MLOps for quant research isn't MLOps for ML
Web-MLOps wants to retrain on yesterday's data and ship to A/B. Quant-MLOps wants to defend bit-exact reproducibility of a model that traded a year ago. Same vocabulary, different platform.
The MLOps vocabulary — registry, lineage, monitoring, canary — comes from a world where the model serves a request and the cost of a wrong prediction is one user-visit’s worth of friction. Quant trading uses the same words but doesn’t mean the same things.
A few of the differences that matter when you’re building the platform.
”Reproducible” means something stronger
In web MLOps, reproducible-ish is fine: rerun the training pipeline, expect approximately the same model, ship the new one. In quant research, reproducible means bit-exact — a year from now, when trading questions a fill that happened today, you need to recover the exact model, the exact features, the exact data window, and the exact signal value, with no drift.
Concretely: every random seed is recorded, every library version is pinned in the registered artefact (not just in a requirements file), and the feature graph is content-addressed so a downstream node’s hash changes whenever any ancestor’s code changes. “Trust me it’s the same model” doesn’t make it past compliance.
Monitoring is bimodal
Web ML monitors one thing well: prediction quality. Quant has to monitor two things, and they’re not the same.
- Infra freshness (is the feature up to date? is the schema what the model expects? is latency within SLO?) — pages on call.
- Alpha drift (is the model still earning? is its return profile changing?) — goes to research, not to ops.
Mixing them up is how you get woken at 3am for a Sharpe that slipped from 1.4 to 1.3. The platform should route them differently by design.
”Deploy” needs a contract, not a script
In a typical ML deploy, you push a model and it serves traffic. In quant, you push a model and it consumes a market-data stream that must match what it saw in training. The deploy is a contract: the feature graph the model was trained on, the schema of that graph, and the data window over which the contract was validated.
This is why model-registry carries the feature graph hash, not just the weights. A deploy that doesn’t pass a schema check at load time is rejected — at the boundary, not at the first divergent signal.

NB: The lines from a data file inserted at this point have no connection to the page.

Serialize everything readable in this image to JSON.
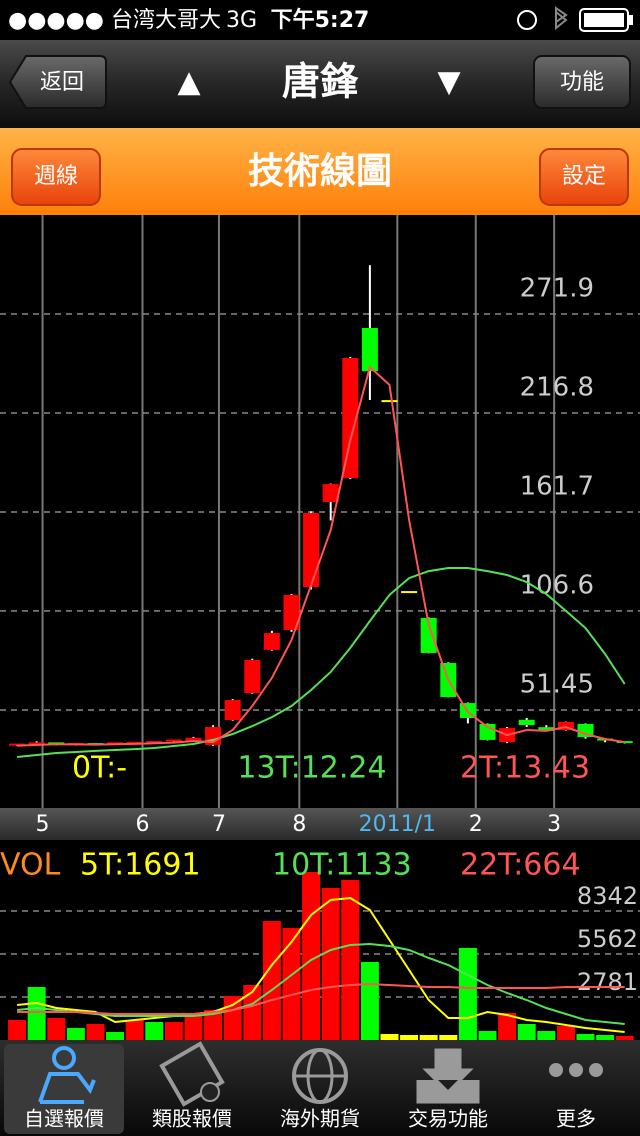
{
  "status_bar": {
    "carrier": "●●●●● 台湾大哥大",
    "network": "3G",
    "time": "下午5:27"
  },
  "nav_bar": {
    "back": "返回",
    "prev": "▲",
    "title": "唐鋒",
    "next": "▼",
    "menu": "功能"
  },
  "header": {
    "left_button": "週線",
    "title": "技術線圖",
    "right_button": "設定"
  },
  "chart_data": [
    {
      "type": "candlestick",
      "categories": [
        null,
        null,
        null,
        null,
        null,
        null,
        null,
        null,
        null,
        null,
        null,
        null,
        null,
        null,
        null,
        null,
        null,
        null,
        null,
        null,
        null,
        null,
        null,
        null,
        null,
        null,
        null,
        null,
        null,
        null,
        null,
        null
      ],
      "open": [
        31.8,
        32.2,
        32.9,
        32.0,
        32.5,
        32.3,
        32.9,
        33.2,
        33.6,
        34.5,
        32.0,
        45.9,
        60.9,
        84.9,
        96.0,
        119.9,
        167.2,
        180.6,
        264.1,
        223.4,
        117.1,
        102.7,
        77.6,
        55.3,
        43.7,
        33.6,
        46.0,
        41.9,
        40.3,
        43.7,
        35.0,
        33.6
      ],
      "high": [
        32.6,
        34.0,
        33.3,
        32.8,
        33.0,
        33.2,
        33.5,
        34.0,
        35.0,
        36.5,
        43.0,
        57.5,
        80.0,
        95.5,
        116.0,
        162.0,
        177.5,
        248.0,
        299.1,
        223.8,
        117.3,
        103.0,
        78.0,
        55.6,
        44.0,
        42.0,
        47.0,
        43.0,
        45.0,
        44.0,
        35.5,
        34.0
      ],
      "low": [
        31.4,
        31.9,
        31.8,
        31.7,
        32.0,
        32.0,
        32.5,
        32.9,
        33.2,
        34.0,
        31.5,
        45.5,
        60.5,
        84.5,
        95.0,
        118.5,
        157.0,
        180.0,
        224.0,
        223.0,
        116.9,
        83.0,
        58.5,
        44.0,
        34.5,
        33.0,
        42.0,
        39.5,
        40.0,
        35.5,
        33.5,
        32.8
      ],
      "close": [
        32.2,
        32.9,
        32.0,
        32.5,
        32.3,
        32.9,
        33.2,
        33.6,
        34.5,
        36.0,
        42.0,
        57.0,
        79.3,
        94.3,
        115.5,
        161.1,
        177.2,
        247.4,
        240.1,
        223.4,
        117.1,
        83.2,
        58.7,
        47.0,
        34.8,
        41.4,
        43.1,
        39.8,
        44.8,
        36.4,
        34.0,
        33.1
      ],
      "up_color": "#ff0000",
      "down_color": "#00ff00",
      "flat_color": "#ffff00",
      "wick_color": "#ffffff",
      "series": [
        {
          "name": "0T:-",
          "color": "#ffff00",
          "values": [
            null,
            null,
            null,
            null,
            null,
            null,
            null,
            null,
            null,
            null,
            null,
            null,
            null,
            null,
            null,
            null,
            null,
            null,
            null,
            null,
            null,
            null,
            null,
            null,
            null,
            null,
            null,
            null,
            null,
            null,
            null,
            null
          ]
        },
        {
          "name": "13T:12.24",
          "color": "#55e055",
          "values": [
            25.3,
            26.4,
            27.5,
            28.1,
            28.7,
            29.2,
            29.7,
            30.3,
            31.4,
            32.5,
            34.8,
            38.1,
            42.5,
            47.5,
            53.7,
            62.6,
            72.6,
            86.0,
            101.0,
            115.5,
            124.9,
            128.8,
            130.5,
            130.5,
            128.8,
            126.6,
            122.7,
            116.0,
            106.6,
            97.1,
            82.6,
            65.9
          ]
        },
        {
          "name": "2T:13.43",
          "color": "#ff5555",
          "values": [
            31.5,
            32.0,
            32.4,
            32.3,
            32.2,
            32.4,
            32.6,
            32.9,
            33.3,
            34.2,
            33.6,
            40.3,
            53.7,
            69.3,
            90.4,
            121.0,
            151.6,
            201.7,
            242.4,
            232.4,
            157.2,
            98.8,
            68.1,
            50.3,
            42.0,
            37.5,
            40.3,
            39.8,
            42.0,
            38.1,
            35.3,
            33.6
          ]
        }
      ],
      "xlim": [
        -0.87,
        31.78
      ],
      "ylim": [
        -3.1,
        327
      ],
      "yticks": [
        51.45,
        106.6,
        161.7,
        216.8,
        271.9
      ],
      "xticks": [
        {
          "value": 1.3,
          "label": "5"
        },
        {
          "value": 6.4,
          "label": "6"
        },
        {
          "value": 10.3,
          "label": "7"
        },
        {
          "value": 14.4,
          "label": "8"
        },
        {
          "value": 19.4,
          "label": "2011/1"
        },
        {
          "value": 23.4,
          "label": "2"
        },
        {
          "value": 27.4,
          "label": "3"
        }
      ],
      "highlight_xtick": 4,
      "highlight_color": "#4fb8f0",
      "grid": true
    },
    {
      "type": "bar",
      "label": "VOL",
      "categories": [
        null,
        null,
        null,
        null,
        null,
        null,
        null,
        null,
        null,
        null,
        null,
        null,
        null,
        null,
        null,
        null,
        null,
        null,
        null,
        null,
        null,
        null,
        null,
        null,
        null,
        null,
        null,
        null,
        null,
        null,
        null,
        null
      ],
      "values": [
        1293,
        3428,
        1423,
        776,
        1035,
        517,
        1293,
        1164,
        1164,
        1552,
        1940,
        2846,
        3557,
        7696,
        7244,
        10865,
        9831,
        10348,
        5045,
        388,
        323,
        323,
        323,
        5950,
        582,
        1746,
        1035,
        582,
        905,
        388,
        323,
        259
      ],
      "colors": [
        "#ff0000",
        "#00ff00",
        "#ff0000",
        "#00ff00",
        "#ff0000",
        "#00ff00",
        "#ff0000",
        "#00ff00",
        "#ff0000",
        "#ff0000",
        "#ff0000",
        "#ff0000",
        "#ff0000",
        "#ff0000",
        "#ff0000",
        "#ff0000",
        "#ff0000",
        "#ff0000",
        "#00ff00",
        "#ffff00",
        "#ffff00",
        "#ffff00",
        "#ffff00",
        "#00ff00",
        "#00ff00",
        "#ff0000",
        "#00ff00",
        "#00ff00",
        "#ff0000",
        "#00ff00",
        "#00ff00",
        "#ff0000"
      ],
      "series": [
        {
          "name": "5T:1691",
          "color": "#ffff00",
          "values": [
            2263,
            2393,
            2069,
            1940,
            1811,
            1164,
            1293,
            1423,
            1552,
            1681,
            1811,
            2263,
            3104,
            4850,
            6338,
            8084,
            9054,
            9183,
            8407,
            6467,
            4527,
            2587,
            1423,
            1423,
            1811,
            1617,
            1293,
            1164,
            970,
            776,
            647,
            517
          ]
        },
        {
          "name": "10T:1133",
          "color": "#55e055",
          "values": [
            1940,
            2069,
            1940,
            1811,
            1681,
            1552,
            1552,
            1552,
            1552,
            1552,
            1681,
            1940,
            2328,
            3234,
            4204,
            5174,
            5820,
            6144,
            6208,
            6079,
            5820,
            5303,
            4850,
            4204,
            3557,
            3039,
            2587,
            2069,
            1681,
            1293,
            1164,
            1035
          ]
        },
        {
          "name": "22T:664",
          "color": "#ff5555",
          "values": [
            1811,
            1811,
            1811,
            1811,
            1747,
            1681,
            1681,
            1681,
            1681,
            1681,
            1811,
            1940,
            2199,
            2587,
            2910,
            3234,
            3428,
            3557,
            3622,
            3557,
            3493,
            3428,
            3428,
            3363,
            3363,
            3363,
            3363,
            3363,
            3428,
            3428,
            3428,
            3428
          ]
        }
      ],
      "xlim": [
        -0.87,
        31.78
      ],
      "ylim": [
        0,
        11124
      ],
      "yticks": [
        2781,
        5562,
        8342
      ],
      "grid": true
    }
  ],
  "tab_bar": {
    "tabs": [
      "自選報價",
      "類股報價",
      "海外期貨",
      "交易功能",
      "更多"
    ],
    "selected": 0
  }
}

Promotion is two questions, not one
A web model gets promoted when it beats the incumbent on a held-out metric. A trading model gets promoted when it beats the incumbent and the team can explain why. The framework should require both — a numeric report (which it generates) and a written rationale (which it stores alongside the artefact).
The second one is what stops “good number, deploy it” from being a regular occurrence. It also gives the next person to look at the model, six months later, a clue.
Rollback is the unit of safety
In web ML, the safe move during an incident is often a slow rollback: roll percentages back, watch, decide. In trading, the safe move is instant. The registry’s promotion API is a write; the rollback API is one call away and has been load-tested. If you can’t roll back in under two minutes, you don’t have a registry, you have a database.
Different shape, same vocabulary. Most of the platform work I care about is reading the MLOps literature and asking, “what would this mean if a wrong prediction cost the firm money?” — and rebuilding the bit that doesn’t survive contact with that question.